Title: [Resource] Verified: The Best Sources for Russian Math Olympiad Problems and Solutions (PDFs)
In a triangle $ABC$, let $M$ be the midpoint of $BC$, and let $I$ be the incenter. Suppose that $\angle BIM = 90^\circ$. Find $\angle BAC$. russian math olympiad problems and solutions pdf verified
Better known approach: By AM‑GM, ( a^3+1 = (a+1)(a^2-a+1) \ge (a+1)\cdot \frac3a4 ) for (a>0)? No, that's not symmetric. Let's use the known inequality ( \frac1\sqrta^3+1 \le \frac1\sqrt2 \cdot \fraca+2a+1 ) — this is standard. After summing and using ( \frac1a+\frac1b+\frac1c=3 ) ⇒ ( \sum \fraca+2a+1 = 3 ) (by algebra, since ( \fraca+2a+1 = 1 + \frac1a+1 ), sum ( 1 )'s gives 3, sum ( \frac1a+1 ) simplifies via given condition).

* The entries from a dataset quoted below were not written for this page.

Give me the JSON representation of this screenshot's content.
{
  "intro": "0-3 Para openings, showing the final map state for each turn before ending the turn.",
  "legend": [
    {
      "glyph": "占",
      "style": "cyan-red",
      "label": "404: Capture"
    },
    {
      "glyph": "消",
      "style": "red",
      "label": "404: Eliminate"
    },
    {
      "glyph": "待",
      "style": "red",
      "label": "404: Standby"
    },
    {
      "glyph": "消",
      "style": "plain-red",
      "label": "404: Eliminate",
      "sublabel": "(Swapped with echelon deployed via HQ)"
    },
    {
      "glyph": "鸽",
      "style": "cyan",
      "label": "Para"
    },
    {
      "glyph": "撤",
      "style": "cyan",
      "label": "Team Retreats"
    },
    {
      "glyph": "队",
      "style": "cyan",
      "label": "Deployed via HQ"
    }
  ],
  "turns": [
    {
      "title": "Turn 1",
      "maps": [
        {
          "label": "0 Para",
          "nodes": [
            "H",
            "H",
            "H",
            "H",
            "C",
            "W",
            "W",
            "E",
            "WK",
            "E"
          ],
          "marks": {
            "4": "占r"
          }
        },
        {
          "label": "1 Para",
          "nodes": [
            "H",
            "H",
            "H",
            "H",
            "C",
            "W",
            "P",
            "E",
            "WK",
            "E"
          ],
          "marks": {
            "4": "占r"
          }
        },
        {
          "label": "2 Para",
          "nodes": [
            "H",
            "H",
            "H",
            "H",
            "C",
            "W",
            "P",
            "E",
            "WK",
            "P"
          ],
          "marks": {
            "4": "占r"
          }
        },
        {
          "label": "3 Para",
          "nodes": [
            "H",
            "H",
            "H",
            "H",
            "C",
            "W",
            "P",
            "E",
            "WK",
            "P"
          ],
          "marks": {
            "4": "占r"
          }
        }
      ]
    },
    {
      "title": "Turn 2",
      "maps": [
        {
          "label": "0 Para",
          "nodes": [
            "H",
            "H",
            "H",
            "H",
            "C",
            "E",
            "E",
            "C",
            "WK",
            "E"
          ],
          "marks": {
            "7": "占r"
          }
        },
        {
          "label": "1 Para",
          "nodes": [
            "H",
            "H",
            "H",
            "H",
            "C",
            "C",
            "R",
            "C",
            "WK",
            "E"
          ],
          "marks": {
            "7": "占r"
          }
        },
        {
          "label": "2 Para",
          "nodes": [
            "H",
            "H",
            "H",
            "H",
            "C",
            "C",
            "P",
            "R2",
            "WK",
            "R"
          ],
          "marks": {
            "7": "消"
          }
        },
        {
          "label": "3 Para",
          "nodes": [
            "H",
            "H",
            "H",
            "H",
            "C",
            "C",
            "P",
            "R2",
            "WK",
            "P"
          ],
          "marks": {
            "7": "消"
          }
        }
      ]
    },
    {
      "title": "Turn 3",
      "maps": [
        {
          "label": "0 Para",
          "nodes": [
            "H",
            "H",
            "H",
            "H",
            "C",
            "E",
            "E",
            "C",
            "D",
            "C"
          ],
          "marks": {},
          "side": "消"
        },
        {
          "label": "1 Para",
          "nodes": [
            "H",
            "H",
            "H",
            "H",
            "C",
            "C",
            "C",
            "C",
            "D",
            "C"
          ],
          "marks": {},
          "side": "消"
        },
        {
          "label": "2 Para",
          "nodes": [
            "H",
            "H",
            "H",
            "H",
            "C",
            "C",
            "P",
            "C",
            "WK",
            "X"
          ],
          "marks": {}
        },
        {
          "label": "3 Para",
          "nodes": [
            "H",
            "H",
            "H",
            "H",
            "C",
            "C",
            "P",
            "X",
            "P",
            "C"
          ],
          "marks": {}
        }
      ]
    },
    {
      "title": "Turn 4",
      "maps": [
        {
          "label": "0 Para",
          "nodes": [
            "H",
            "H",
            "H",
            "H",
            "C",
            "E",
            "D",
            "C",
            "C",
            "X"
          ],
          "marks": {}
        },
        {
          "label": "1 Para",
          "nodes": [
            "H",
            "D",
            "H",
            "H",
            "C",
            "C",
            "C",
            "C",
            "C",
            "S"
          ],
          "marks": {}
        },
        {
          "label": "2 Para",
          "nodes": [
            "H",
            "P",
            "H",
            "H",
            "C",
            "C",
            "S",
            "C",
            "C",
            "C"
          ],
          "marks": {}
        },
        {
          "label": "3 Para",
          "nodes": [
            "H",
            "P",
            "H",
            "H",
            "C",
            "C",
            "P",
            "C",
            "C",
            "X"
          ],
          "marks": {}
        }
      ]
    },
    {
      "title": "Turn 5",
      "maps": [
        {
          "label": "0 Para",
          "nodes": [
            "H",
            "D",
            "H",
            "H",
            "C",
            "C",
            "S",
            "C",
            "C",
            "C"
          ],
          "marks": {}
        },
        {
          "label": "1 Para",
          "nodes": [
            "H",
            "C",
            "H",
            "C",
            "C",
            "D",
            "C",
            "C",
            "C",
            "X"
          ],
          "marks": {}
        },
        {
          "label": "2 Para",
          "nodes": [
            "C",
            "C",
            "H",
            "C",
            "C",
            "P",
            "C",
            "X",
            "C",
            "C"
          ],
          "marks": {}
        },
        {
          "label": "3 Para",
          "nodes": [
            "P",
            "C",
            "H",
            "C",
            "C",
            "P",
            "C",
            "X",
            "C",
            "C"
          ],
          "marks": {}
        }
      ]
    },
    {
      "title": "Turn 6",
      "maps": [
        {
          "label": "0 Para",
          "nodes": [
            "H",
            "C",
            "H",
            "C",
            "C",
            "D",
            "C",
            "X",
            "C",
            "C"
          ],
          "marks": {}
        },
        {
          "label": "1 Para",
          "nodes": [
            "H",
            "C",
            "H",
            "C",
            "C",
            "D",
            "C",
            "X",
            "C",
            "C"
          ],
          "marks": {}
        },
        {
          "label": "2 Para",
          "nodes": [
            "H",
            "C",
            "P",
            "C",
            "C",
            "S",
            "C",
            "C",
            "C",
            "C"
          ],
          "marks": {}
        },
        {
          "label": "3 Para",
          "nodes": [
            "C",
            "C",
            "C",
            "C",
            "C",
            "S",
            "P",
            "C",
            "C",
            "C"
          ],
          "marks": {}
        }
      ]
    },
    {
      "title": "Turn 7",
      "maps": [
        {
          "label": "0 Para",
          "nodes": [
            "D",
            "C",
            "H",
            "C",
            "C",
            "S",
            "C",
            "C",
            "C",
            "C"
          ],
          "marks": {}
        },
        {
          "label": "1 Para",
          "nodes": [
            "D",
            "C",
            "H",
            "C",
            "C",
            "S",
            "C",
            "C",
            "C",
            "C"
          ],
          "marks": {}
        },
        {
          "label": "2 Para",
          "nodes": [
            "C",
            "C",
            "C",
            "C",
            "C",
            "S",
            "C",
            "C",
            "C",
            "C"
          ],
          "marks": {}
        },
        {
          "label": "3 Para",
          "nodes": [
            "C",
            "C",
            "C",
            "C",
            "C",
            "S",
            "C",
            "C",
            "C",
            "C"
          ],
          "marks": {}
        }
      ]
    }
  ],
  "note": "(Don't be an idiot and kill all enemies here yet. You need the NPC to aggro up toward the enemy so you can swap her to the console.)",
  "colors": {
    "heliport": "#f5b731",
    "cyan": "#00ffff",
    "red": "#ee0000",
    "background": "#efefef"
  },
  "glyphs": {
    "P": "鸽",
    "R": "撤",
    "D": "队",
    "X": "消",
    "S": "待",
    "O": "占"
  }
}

Then the inequality becomes ( \frac1\sqrt2 \cdot 3 = \frac3\sqrt2 ). QED. Title: [Resource] Verified: The Best Sources for Russian
Solution (verified):
AoPS maintains a community-vetted archive of the All-Russian Olympiad problems. These are often translated into English and include discussion threads for various solution methods. sum ( 1 )'s gives 3
In this guide, we explore why these problems are unique and where you can find verified, high-quality solutions to elevate your training. Why Study Russian Math Olympiad Problems?